Otro factor que ayuda en la construcción de una organización partidaria es ser aliados de la sociedad civil.   El PT fue construido con la ayuda de sindicatos, la iglesia progresista, y varios movimientos sociales, y su crecimiento en los últimos años ha sido facilitado por su nexo con una gran cantidad de ONG y otros grupos de la sociedad civil. El MAS en Bolivia fue construido sobre sindicatos, grupos cocaleros, organizaciones indígenas, y asociaciones vecinales.  En El Salvador, ARENA fue construido sobre la infraestructura de ORDEN, una organización paramilitar que operó en los años 70.
El segundo consejo para los nuevos partidos es que necesitan establecer una marca.  El electorado tiene que poder distinguir el partido de los demás partidos y asociarlo con ciertas ideas, políticas o modos de gobernar.  Casi todos los partidos que se institucionalizan tienen una marca clara y conocida.  Según el politólogo Noam Lupu, desarrollar una marca requiere dos cosas. Primero, los partidos tienen que diferenciarse de sus rivales. Los nuevos partidos más exitosos adoptan posiciones claras y no ambiguas.  En algunos casos, son posiciones radicales.  No es casualidad que casi todos los nuevos partidos que echaron raíces en América Latina en las ultimas décadas surgieron con programas claramente de derecha (ARENA y UDI) o izquierda (PT, FA, FMLN).  Segundo, los partidos tienen que ser consistentes.  Cambios dramáticos de principios o de programa diluyen la marca, sobre todo durante los primeros años.  Según Lupu, los partidos que diluyen a sus marcas con grandes giros programáticos son vulnerables al colapso.  
En resumen, los nuevos partidos necesitan organización y una marca sólida.  ¿Conseguirán estas cosas los nuevos partidos peruanos?  Temo que no.  Las condiciones actuales en el Perú no favorecen la construcción de organizaciones partidarias.  La mayoría de los partidos no enfrentan una gran adversidad.  Tienen acceso a los medios y al Estado (sobre todo en el nivel municipal y regional).  No existe una gran polarización o conflicto, por lo menos en el nivel nacional.  Y no existen muchas organizaciones en la sociedad (sindicatos, organizaciones indígenas) capaces de contribuir a la construcción de partidos nacionales.   

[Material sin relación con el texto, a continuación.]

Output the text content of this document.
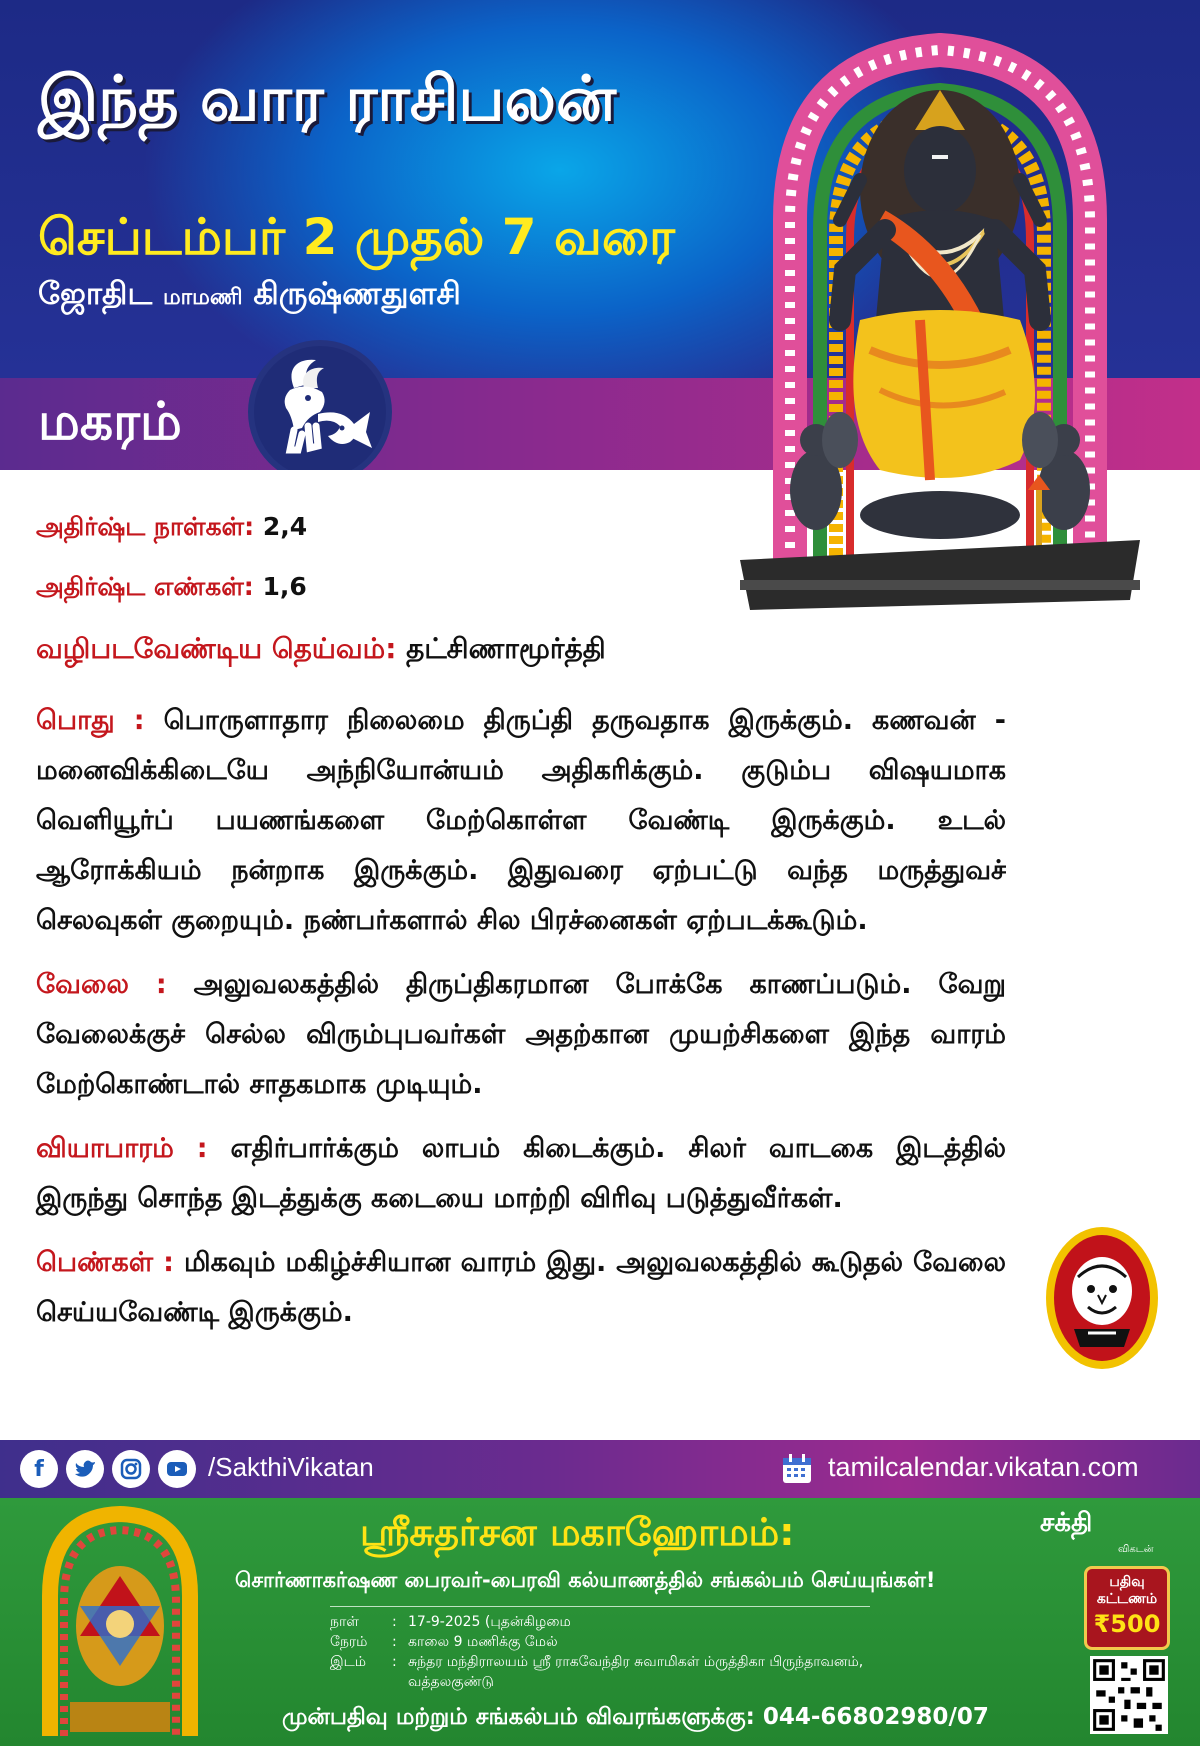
இந்த வார ராசிபலன்
செப்டம்பர் 2 முதல் 7 வரை
ஜோதிட மாமணி கிருஷ்ணதுளசி
மகரம்
அதிர்ஷ்ட நாள்கள்: 2,4
அதிர்ஷ்ட எண்கள்: 1,6
வழிபடவேண்டிய தெய்வம்: தட்சிணாமூர்த்தி

பொது : பொருளாதார நிலைமை திருப்தி தருவதாக இருக்கும். கணவன் - மனைவிக்கிடையே அந்நியோன்யம் அதிகரிக்கும். குடும்ப விஷயமாக வெளியூர்ப் பயணங்களை மேற்கொள்ள வேண்டி இருக்கும். உடல் ஆரோக்கியம் நன்றாக இருக்கும். இதுவரை ஏற்பட்டு வந்த மருத்துவச் செலவுகள் குறையும். நண்பர்களால் சில பிரச்னைகள் ஏற்படக்கூடும்.

வேலை : அலுவலகத்தில் திருப்திகரமான போக்கே காணப்படும். வேறு வேலைக்குச் செல்ல விரும்புபவர்கள் அதற்கான முயற்சிகளை இந்த வாரம் மேற்கொண்டால் சாதகமாக முடியும்.

வியாபாரம் : எதிர்பார்க்கும் லாபம் கிடைக்கும். சிலர் வாடகை இடத்தில் இருந்து சொந்த இடத்துக்கு கடையை மாற்றி விரிவு படுத்துவீர்கள்.

பெண்கள் : மிகவும் மகிழ்ச்சியான வாரம் இது. அலுவலகத்தில் கூடுதல் வேலை செய்யவேண்டி இருக்கும்.

f	/SakthiVikatan	tamilcalendar.vikatan.com
ஸ்ரீசுதர்சன மகாஹோமம்:
சொர்ணாகர்ஷண பைரவர்-பைரவி கல்யாணத்தில் சங்கல்பம் செய்யுங்கள்!
நாள்	: 17-9-2025 (புதன்கிழமை
நேரம்	: காலை 9 மணிக்கு மேல்
இடம்	: சுந்தர மந்திராலயம் ஸ்ரீ ராகவேந்திர சுவாமிகள் ம்ருத்திகா பிருந்தாவனம், வத்தலகுண்டு
முன்பதிவு மற்றும் சங்கல்பம் விவரங்களுக்கு: 044-66802980/07
சக்தி
விகடன்
பதிவு கட்டணம்
₹500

Tampoco existen condiciones favorables para el desarrollo de marcas partidarias.  El actual “consenso de Lima” alrededor del statu quo ha generado una convergencia programática entre los partidos importantes.   No hay grandes debates programáticos.   Como consecuencia, los partidos no pueden diferenciarse fácilmente de sus rivales. Y los partidos con programas distintos han abandonado estos programas una vez en el poder.  Esta “alternancia sin alternativa” (tomando una frase de Alberto Vergara) ha diluido la marca de Perú Posible, APRA, y el PNP.  Para el nacionalismo, cuya marca es nueva, esta dilución podría ser fatal.  
No existen condiciones favorables para la consolidación de nuevos partidos en el Perú. Las excepciones son el fujimorismo y el MOVADEF.  El fujimorismo se reconstruyó entre 2001 y 2006 bajo condiciones de cierta adversidad y conflicto.  En algunas zonas, tenía como base organizacional los comedores populares.  Y mantiene una marca clara y consistente.  
MOVADEF esta excluido del Estado y de los medios, lo cual genera incentivos para la organización.  Está formándose en condiciones de conflicto y cierta persecución. Tiene mística y militantes con identidades fuertes. Tiene una marca clara y diferenciada de los demás partidos.  Lo que no tiene, por suerte, son votos. 
Fuente: Diario La República (Perú). 25 de noviembre del 2012.